S'il dit s'adresser aux habitants de l'Azawad, Iyad Ag Ghali s'exprime néanmoins dans un excellent arabe littéraire, très peu compris dans la région. Dans ses longues tirades, l'émir d'Ansar Dine utilise à maintes reprises le terme de « croisés » pour définir ceux qu'ils veut combattre : en première ligne l'Etat français, « l'ennemi historique de l'islam » affirme-t-il.

En utilisant un argument souvent entendu dans les rebellions touarègues, Ag Ghali fustige également l'armée malienne qui se venge, dit-il, « en commettant des massacres, en torturant, en jetant les corps dans les puits ». La Minusma, composée d'après le chef jihadiste « de mercenaires africains sous l’appellation mensongère de maintien de la paix », est également critiquée.
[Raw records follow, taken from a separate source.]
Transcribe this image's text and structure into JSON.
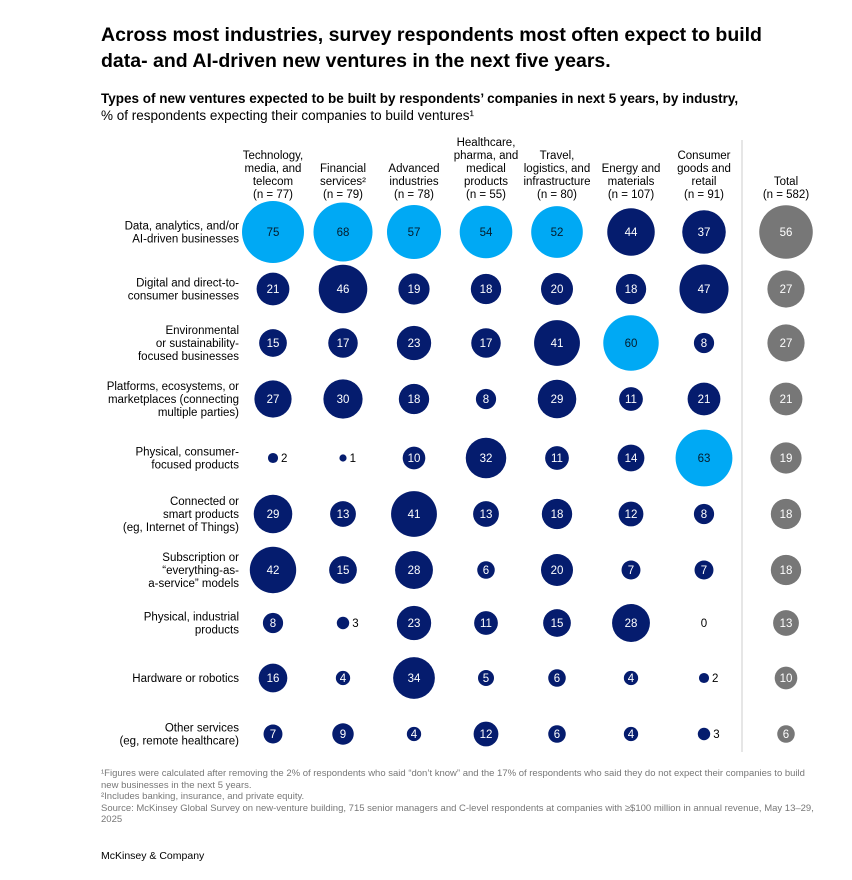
{
  "title": "Across most industries, survey respondents most often expect to build data- and AI-driven new ventures in the next five years.",
  "subtitle": "Types of new ventures expected to be built by respondents’ companies in next 5 years, by industry,",
  "subtitle_unit": "% of respondents expecting their companies to build ventures¹",
  "colors": {
    "default": "#051C6E",
    "highlight": "#00A9F4",
    "total": "#777777"
  },
  "chart_data": {
    "type": "bubble-table",
    "columns": [
      {
        "label": [
          "Technology,",
          "media, and",
          "telecom",
          "(n = 77)"
        ]
      },
      {
        "label": [
          "Financial",
          "services²",
          "(n = 79)"
        ]
      },
      {
        "label": [
          "Advanced",
          "industries",
          "(n = 78)"
        ]
      },
      {
        "label": [
          "Healthcare,",
          "pharma, and",
          "medical",
          "products",
          "(n = 55)"
        ]
      },
      {
        "label": [
          "Travel,",
          "logistics, and",
          "infrastructure",
          "(n = 80)"
        ]
      },
      {
        "label": [
          "Energy and",
          "materials",
          "(n = 107)"
        ]
      },
      {
        "label": [
          "Consumer",
          "goods and",
          "retail",
          "(n = 91)"
        ]
      },
      {
        "label": [
          "Total",
          "(n = 582)"
        ]
      }
    ],
    "rows": [
      {
        "label": [
          "Data, analytics, and/or",
          "AI-driven businesses"
        ],
        "values": [
          75,
          68,
          57,
          54,
          52,
          44,
          37,
          56
        ]
      },
      {
        "label": [
          "Digital and direct-to-",
          "consumer businesses"
        ],
        "values": [
          21,
          46,
          19,
          18,
          20,
          18,
          47,
          27
        ]
      },
      {
        "label": [
          "Environmental",
          "or sustainability-",
          "focused businesses"
        ],
        "values": [
          15,
          17,
          23,
          17,
          41,
          60,
          8,
          27
        ]
      },
      {
        "label": [
          "Platforms, ecosystems, or",
          "marketplaces (connecting",
          "multiple parties)"
        ],
        "values": [
          27,
          30,
          18,
          8,
          29,
          11,
          21,
          21
        ]
      },
      {
        "label": [
          "Physical, consumer-",
          "focused products"
        ],
        "values": [
          2,
          1,
          10,
          32,
          11,
          14,
          63,
          19
        ]
      },
      {
        "label": [
          "Connected or",
          "smart products",
          "(eg, Internet of Things)"
        ],
        "values": [
          29,
          13,
          41,
          13,
          18,
          12,
          8,
          18
        ]
      },
      {
        "label": [
          "Subscription or",
          "“everything-as-",
          "a-service” models"
        ],
        "values": [
          42,
          15,
          28,
          6,
          20,
          7,
          7,
          18
        ]
      },
      {
        "label": [
          "Physical, industrial",
          "products"
        ],
        "values": [
          8,
          3,
          23,
          11,
          15,
          28,
          0,
          13
        ]
      },
      {
        "label": [
          "Hardware or robotics"
        ],
        "values": [
          16,
          4,
          34,
          5,
          6,
          4,
          2,
          10
        ]
      },
      {
        "label": [
          "Other services",
          "(eg, remote healthcare)"
        ],
        "values": [
          7,
          9,
          4,
          12,
          6,
          4,
          3,
          6
        ]
      }
    ],
    "highlighted": "maximum per industry column",
    "value_unit": "%"
  },
  "footnotes": [
    "¹Figures were calculated after removing the 2% of respondents who said “don’t know” and the 17% of respondents who said they do not expect their companies to build new businesses in the next 5 years.",
    "²Includes banking, insurance, and private equity.",
    "Source: McKinsey Global Survey on new-venture building, 715 senior managers and C-level respondents at companies with ≥$100 million in annual revenue, May 13–29, 2025"
  ],
  "brand": "McKinsey & Company"
}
En diffusant ensuite des images où l'on voit François Hollande en train de remercier les dirigeants de la Mauritanie, de l'Algérie et du Maroc pour leur aide lors de l'opération Serval, il dénonce aussi le rôle de ces Etats « contre les intérêts de la Oumma », la communauté musulmane.

Dans cette première vidéo, Iyad Ag Ghali cherche donc à rassembler autour de lui et n'hésite pas à dénoncer tout ceux qui « soutiennent les croisés » : « l'opération française, conclut-il, permet de faire la distinction entre le bien et le mal, entre ceux en qui nous avons confiance et ceux qui sont des menteurs. »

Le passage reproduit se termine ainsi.